Rig count in Pennsylvania has fallen steadily, while new gas production has sharply risen
May 15, 2014 12:20 AM
The Marcellus Shale is so good that traditional ways to calculate its benefits may no longer apply.
By Anya Litvak / Pittsburgh Post-Gazette
The Marcellus Shale is a gracious host.
It's cheaper to partake in its offerings than in those of other shale plays and, in some cases, investors get twice as much gas for their money as anywhere else. It's so good that traditional ways to calculate its benefits may no longer apply.
Let's take a standard metric: the number of rigs in the ground versus the amount of gas coming out of it.
In Pennsylvania, the rig count has fallen steadily over the past few years. It now hovers just above 85, down from a high of 144 in early 2012. But new gas production has gone drastically in the opposite direction.
Marcellus Shale efficiency shoots up (Click image for larger version)
During the first quarter of 2014, the amount of gas ascribed to each rig in the Marcellus was 6,476 thousand cubic feet, twice as much as during its rig count peak and two and a half times the average of other shale plays in the U.S.
Part of the credit lies with oil and gas companies that have found quicker and more efficient ways to drill wells.
Efficiencies have moved from the big scale — drilling more than one well per pad, for example — to tweaks that happen underground. The horizontal sections of wells have gotten longer. The number of sections of wells that get fracked has increased, too, while the spaces between those sections has shrunk. And the wells themselves are being drilled closer together.

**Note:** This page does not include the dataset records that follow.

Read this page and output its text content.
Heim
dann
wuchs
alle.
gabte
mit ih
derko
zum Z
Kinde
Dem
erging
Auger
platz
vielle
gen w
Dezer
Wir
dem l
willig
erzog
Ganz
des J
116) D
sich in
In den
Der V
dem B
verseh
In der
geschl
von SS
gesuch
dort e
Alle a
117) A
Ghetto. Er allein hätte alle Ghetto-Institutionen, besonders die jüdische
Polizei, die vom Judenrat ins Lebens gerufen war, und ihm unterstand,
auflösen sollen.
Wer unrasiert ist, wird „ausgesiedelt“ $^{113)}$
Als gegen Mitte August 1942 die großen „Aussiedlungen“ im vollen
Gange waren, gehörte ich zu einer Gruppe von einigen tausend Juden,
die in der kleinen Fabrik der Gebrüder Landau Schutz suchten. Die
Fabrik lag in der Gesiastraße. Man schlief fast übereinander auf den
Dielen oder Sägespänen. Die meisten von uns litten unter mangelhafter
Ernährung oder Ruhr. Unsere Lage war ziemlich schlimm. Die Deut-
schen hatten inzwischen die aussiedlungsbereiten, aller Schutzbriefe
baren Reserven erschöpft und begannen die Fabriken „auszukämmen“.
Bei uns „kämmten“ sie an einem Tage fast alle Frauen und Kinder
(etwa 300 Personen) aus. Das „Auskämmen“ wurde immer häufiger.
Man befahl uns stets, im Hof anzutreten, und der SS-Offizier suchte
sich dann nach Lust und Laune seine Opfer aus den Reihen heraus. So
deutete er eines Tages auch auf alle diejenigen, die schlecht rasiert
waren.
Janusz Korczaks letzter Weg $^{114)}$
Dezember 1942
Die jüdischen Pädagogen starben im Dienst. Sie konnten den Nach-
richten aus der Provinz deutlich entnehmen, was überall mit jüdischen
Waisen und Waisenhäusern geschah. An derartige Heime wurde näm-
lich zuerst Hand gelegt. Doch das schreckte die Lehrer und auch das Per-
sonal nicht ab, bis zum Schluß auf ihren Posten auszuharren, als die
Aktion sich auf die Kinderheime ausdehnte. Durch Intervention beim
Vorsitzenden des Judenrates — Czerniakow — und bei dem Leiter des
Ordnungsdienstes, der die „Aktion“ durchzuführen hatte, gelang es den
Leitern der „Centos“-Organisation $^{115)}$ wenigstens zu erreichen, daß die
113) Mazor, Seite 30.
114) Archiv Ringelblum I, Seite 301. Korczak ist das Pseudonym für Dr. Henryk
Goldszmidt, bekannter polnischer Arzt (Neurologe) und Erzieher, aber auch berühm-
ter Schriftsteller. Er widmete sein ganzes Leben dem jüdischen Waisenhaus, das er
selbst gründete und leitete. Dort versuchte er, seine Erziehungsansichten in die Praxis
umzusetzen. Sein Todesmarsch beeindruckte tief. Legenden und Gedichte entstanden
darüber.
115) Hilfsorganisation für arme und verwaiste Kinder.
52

It now takes, on average, 15 days from start to finish to put a Marcellus well into production, according to Diana Oswald, manager of energy analysis with Colorado-based Bentek. Two years ago, it took twice that long.
Longer horizontal wells are the trend everywhere, not just in the Marcellus. So is tighter spacing and more frack stages per well.

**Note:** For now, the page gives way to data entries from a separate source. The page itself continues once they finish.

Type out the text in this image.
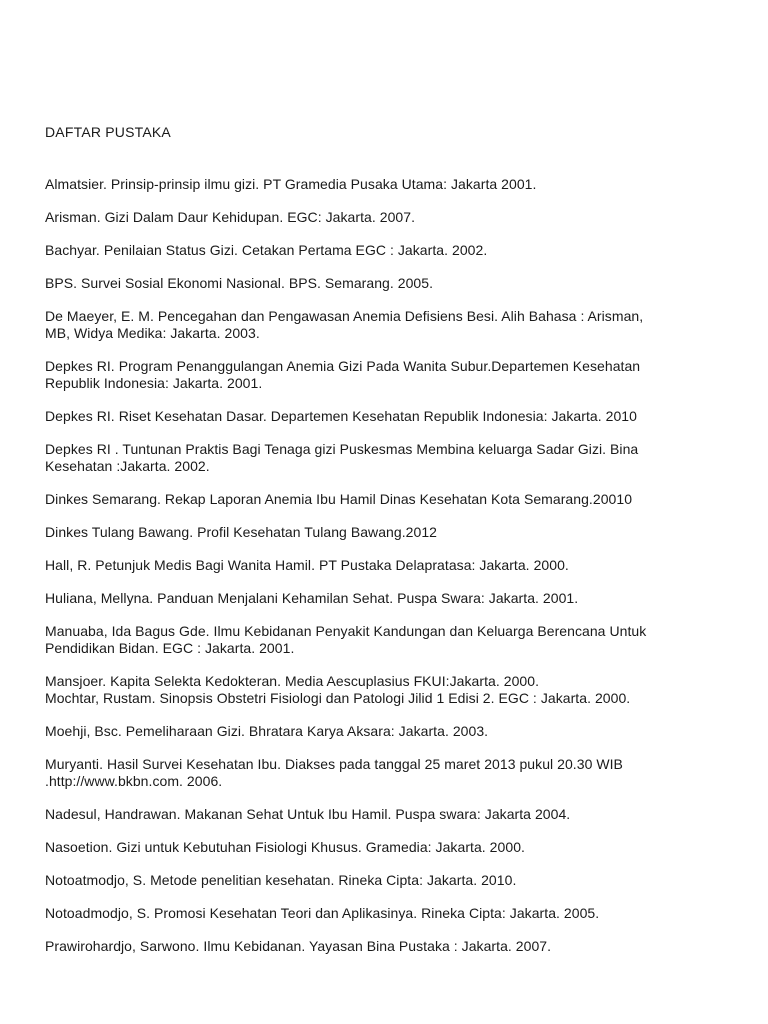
DAFTAR PUSTAKA
Almatsier. Prinsip-prinsip ilmu gizi. PT Gramedia Pusaka Utama: Jakarta 2001.
Arisman. Gizi Dalam Daur Kehidupan. EGC: Jakarta. 2007.
Bachyar. Penilaian Status Gizi. Cetakan Pertama EGC : Jakarta. 2002.
BPS. Survei Sosial Ekonomi Nasional. BPS. Semarang. 2005.
De Maeyer, E. M. Pencegahan dan Pengawasan Anemia Defisiens Besi. Alih Bahasa : Arisman,
MB, Widya Medika: Jakarta. 2003.
Depkes RI. Program Penanggulangan Anemia Gizi Pada Wanita Subur.Departemen Kesehatan
Republik Indonesia: Jakarta. 2001.
Depkes RI. Riset Kesehatan Dasar. Departemen Kesehatan Republik Indonesia: Jakarta. 2010
Depkes RI . Tuntunan Praktis Bagi Tenaga gizi Puskesmas Membina keluarga Sadar Gizi. Bina
Kesehatan :Jakarta. 2002.
Dinkes Semarang. Rekap Laporan Anemia Ibu Hamil Dinas Kesehatan Kota Semarang.20010
Dinkes Tulang Bawang. Profil Kesehatan Tulang Bawang.2012
Hall, R. Petunjuk Medis Bagi Wanita Hamil. PT Pustaka Delapratasa: Jakarta. 2000.
Huliana, Mellyna. Panduan Menjalani Kehamilan Sehat. Puspa Swara: Jakarta. 2001.
Manuaba, Ida Bagus Gde. Ilmu Kebidanan Penyakit Kandungan dan Keluarga Berencana Untuk
Pendidikan Bidan. EGC : Jakarta. 2001.
Mansjoer. Kapita Selekta Kedokteran. Media Aescuplasius FKUI:Jakarta. 2000.
Mochtar, Rustam. Sinopsis Obstetri Fisiologi dan Patologi Jilid 1 Edisi 2. EGC : Jakarta. 2000.
Moehji, Bsc. Pemeliharaan Gizi. Bhratara Karya Aksara: Jakarta. 2003.
Muryanti. Hasil Survei Kesehatan Ibu. Diakses pada tanggal 25 maret 2013 pukul 20.30 WIB
.http://www.bkbn.com. 2006.
Nadesul, Handrawan. Makanan Sehat Untuk Ibu Hamil. Puspa swara: Jakarta 2004.
Nasoetion. Gizi untuk Kebutuhan Fisiologi Khusus. Gramedia: Jakarta. 2000.
Notoatmodjo, S. Metode penelitian kesehatan. Rineka Cipta: Jakarta. 2010.
Notoadmodjo, S. Promosi Kesehatan Teori dan Aplikasinya. Rineka Cipta: Jakarta. 2005.
Prawirohardjo, Sarwono. Ilmu Kebidanan. Yayasan Bina Pustaka : Jakarta. 2007.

That means part of the Marcellus' disproportionate success lies within the resource itself.
"I think it's a matter of the Marcellus being just so incredibly good that the improvements that are made are extremely apparent," said Greg Wrightstone, a petroleum geologist and founder of Wrightstone Energy Consulting in McCandless.
"In other places, if you see a 20 percent increase, it's not economic," he said.
But if a driller can achieve an analogous improvement in the Marcellus shale, "It makes a really good well incredible."
Still, there are wrinkles with the rig-to-production ratio.
The Marcellus, more than some other shale plays, is constrained by a lack of pipelines. Wells are being drilled faster than pipes are being built to carry gas to market. So many wells remain temporarily shut in.
It's estimated that about 1,000 such wells are awaiting connection to a pipeline in the Marcellus. So even as the rig count drops, the number of already completed wells being connected when infrastructure materializes keeps production growing.
Bill Holland, editor at Gas Daily, a Platts publication, said it's time for a new way to measure productivity, perhaps by pinning gas production to how densely a well is fracked.
"As a generic rule, the connection between rig count and production has been completely destroyed," Mr. Holland declared.